Under the hot September sun, they were tending to the details Tuesday at Knology Park. • Campaign officials, local officials and others were setting up bleachers, moving sound equipment into place, looking at public safety considerations, along with a hundred other tasks needed to prepare the field for Sen. Barack Obama's "Change We Need" rally today.
"Just to be a part of an historic race, to say that I have a small part of it, is exciting," said Malcolm Hope Sr., an African-American union stagehand from Tampa. "One of the ones building the stage, assembling sound, all that good stuff."
The scale of the event may be a first at the stadium.
"We've never done anything like this before," said Ken Carson, director of Florida operations for the Blue Jays.
"I don't know if there's ever been anything this big in Dunedin," said Russ Williams of Palm Harbor, the concessionaire at Knology Park.

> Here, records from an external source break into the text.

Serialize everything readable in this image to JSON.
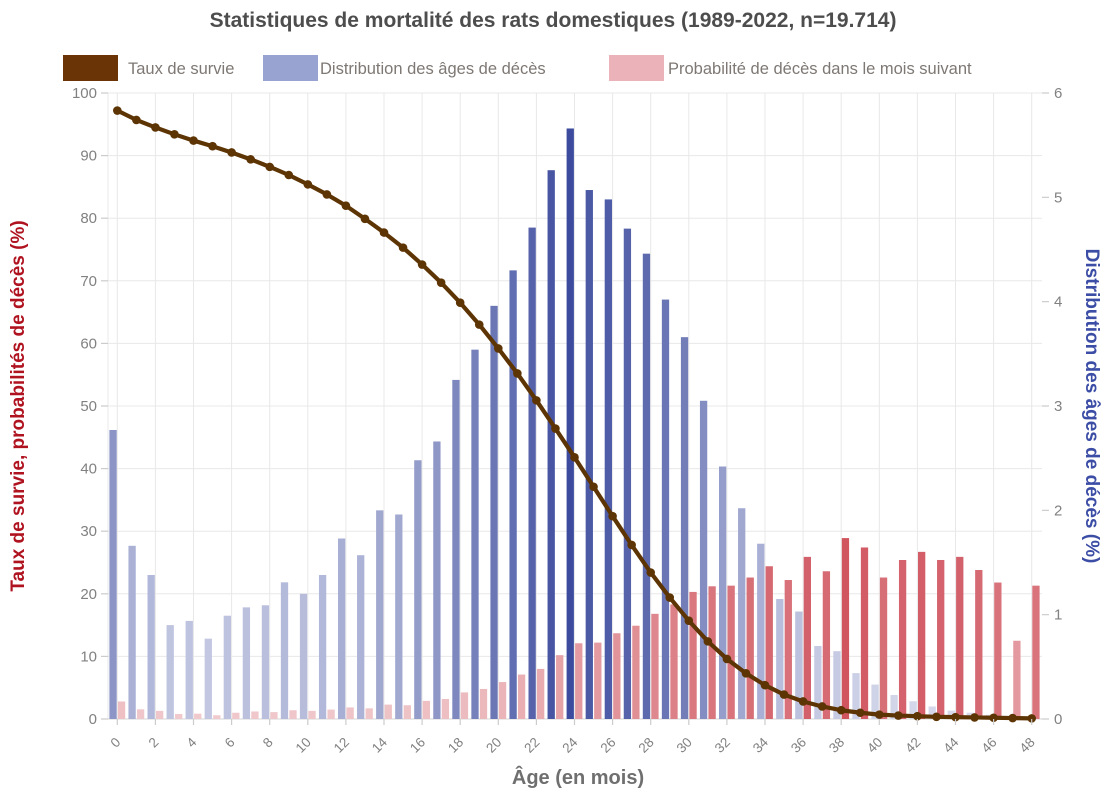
{
  "title": "Statistiques de mortalité des rats domestiques (1989-2022, n=19.714)",
  "legend": [
    {
      "label": "Taux de survie",
      "swatch_color": "#6a3407"
    },
    {
      "label": "Distribution des âges de décès",
      "swatch_color": "#99a3d1"
    },
    {
      "label": "Probabilité de décès dans le mois suivant",
      "swatch_color": "#ecb2ba"
    }
  ],
  "axes": {
    "left": {
      "label": "Taux de survie, probabilités de décès (%)",
      "color": "#b01320",
      "ticks": [
        0,
        10,
        20,
        30,
        40,
        50,
        60,
        70,
        80,
        90,
        100
      ]
    },
    "right": {
      "label": "Distribution des âges de décès (%)",
      "color": "#3c4da5",
      "ticks": [
        0,
        1,
        2,
        3,
        4,
        5,
        6
      ]
    },
    "x": {
      "label": "Âge (en mois)",
      "color": "#6f6f6f",
      "ticks": [
        0,
        2,
        4,
        6,
        8,
        10,
        12,
        14,
        16,
        18,
        20,
        22,
        24,
        26,
        28,
        30,
        32,
        34,
        36,
        38,
        40,
        42,
        44,
        46,
        48
      ]
    }
  },
  "colors": {
    "title": "#4d4d4d",
    "tick_text": "#818181",
    "grid": "#e8e8e8",
    "baseline": "#d5d5d5",
    "legend_text": "#7e7874",
    "survival_line": "#5d3404",
    "distribution_full": "#3c4b9e",
    "death_prob_full": "#d0555f"
  },
  "chart_data": {
    "type": "composite (line + grouped bars)",
    "title": "Statistiques de mortalité des rats domestiques (1989-2022, n=19.714)",
    "xlabel": "Âge (en mois)",
    "ylabel_left": "Taux de survie, probabilités de décès (%)",
    "ylabel_right": "Distribution des âges de décès (%)",
    "ylim_left": [
      0,
      100
    ],
    "ylim_right": [
      0,
      6
    ],
    "grid": true,
    "legend_position": "top",
    "months": [
      0,
      1,
      2,
      3,
      4,
      5,
      6,
      7,
      8,
      9,
      10,
      11,
      12,
      13,
      14,
      15,
      16,
      17,
      18,
      19,
      20,
      21,
      22,
      23,
      24,
      25,
      26,
      27,
      28,
      29,
      30,
      31,
      32,
      33,
      34,
      35,
      36,
      37,
      38,
      39,
      40,
      41,
      42,
      43,
      44,
      45,
      46,
      47,
      48
    ],
    "series": [
      {
        "name": "Taux de survie",
        "type": "line",
        "axis": "left",
        "unit": "%",
        "values": [
          97.2,
          95.7,
          94.5,
          93.4,
          92.4,
          91.5,
          90.5,
          89.4,
          88.2,
          86.9,
          85.4,
          83.8,
          82.0,
          79.9,
          77.7,
          75.3,
          72.6,
          69.7,
          66.5,
          63.0,
          59.2,
          55.2,
          50.9,
          46.4,
          41.8,
          37.1,
          32.4,
          27.8,
          23.4,
          19.4,
          15.7,
          12.4,
          9.6,
          7.3,
          5.4,
          3.9,
          2.8,
          2.0,
          1.4,
          1.0,
          0.7,
          0.55,
          0.45,
          0.35,
          0.3,
          0.25,
          0.2,
          0.15,
          0.1
        ]
      },
      {
        "name": "Distribution des âges de décès",
        "type": "bar",
        "axis": "right",
        "unit": "%",
        "values": [
          2.77,
          1.66,
          1.38,
          0.9,
          0.94,
          0.77,
          0.99,
          1.07,
          1.09,
          1.31,
          1.2,
          1.38,
          1.73,
          1.57,
          2.0,
          1.96,
          2.48,
          2.66,
          3.25,
          3.54,
          3.96,
          4.3,
          4.71,
          5.26,
          5.66,
          5.07,
          4.98,
          4.7,
          4.46,
          4.02,
          3.66,
          3.05,
          2.42,
          2.02,
          1.68,
          1.15,
          1.03,
          0.7,
          0.65,
          0.44,
          0.33,
          0.23,
          0.17,
          0.12,
          0.08,
          0.06,
          0.04,
          0.03,
          0.02
        ]
      },
      {
        "name": "Probabilité de décès dans le mois suivant",
        "type": "bar",
        "axis": "left",
        "unit": "%",
        "values": [
          2.8,
          1.55,
          1.3,
          0.8,
          0.85,
          0.6,
          1.0,
          1.2,
          1.1,
          1.4,
          1.3,
          1.5,
          1.85,
          1.7,
          2.3,
          2.2,
          2.9,
          3.2,
          4.25,
          4.8,
          5.9,
          7.1,
          8.0,
          10.2,
          12.1,
          12.2,
          13.7,
          14.9,
          16.8,
          18.3,
          20.3,
          21.2,
          21.3,
          22.6,
          24.4,
          22.2,
          25.9,
          23.6,
          28.9,
          27.4,
          22.6,
          25.4,
          26.7,
          25.4,
          25.9,
          23.8,
          21.8,
          12.5,
          21.3
        ]
      }
    ]
  }
}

He said a sold-out spring training game brings in 6,000. Event organizers expect to fill the grandstands as well as bleachers on the field.

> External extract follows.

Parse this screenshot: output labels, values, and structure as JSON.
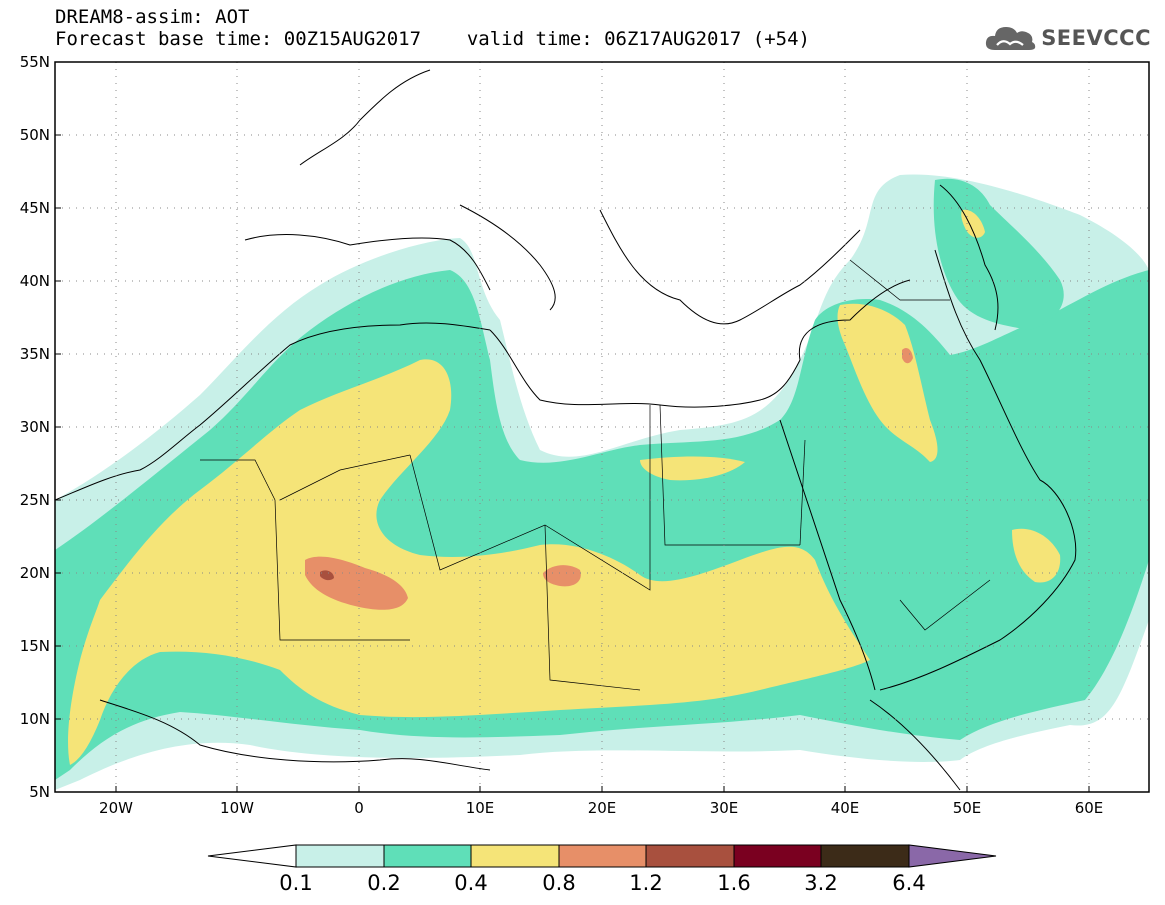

Resting a minute next to a picnic table, Williams said the security preparations have been impressive.
"You're playing by a whole different set of rules when you're doing something like this," he said. "They're doing stuff I never even thought about before."
Inside the stadium, Dunedin Fire Rescue officials were talking with campaign staff, going over field entrances and exits.
"Always nice to have an international celebrity in delightful Dunedin," said Fire Marshal Bill McElligott.
In a breezeless heat, crews were setting up bleachers, rolling out sound speakers.
And Roy Zahid of Clearwater, in the auto body repair business, was looking for someone to talk to. He hoped that someone in Obama's campaign would listen as he told them that auto body repair workers are leaving the industry because they are underpaid.
Zahid said he has developed a free software for auto body repair shops that can track the amount of time spent for each task. He is hoping his freeware will serve as the basis for standardizing repair times and prices, justifying higher prices and leading to better wages.
A campaign worker paused long enough to listen a minute and say, "I can pass your information along to our headquarters."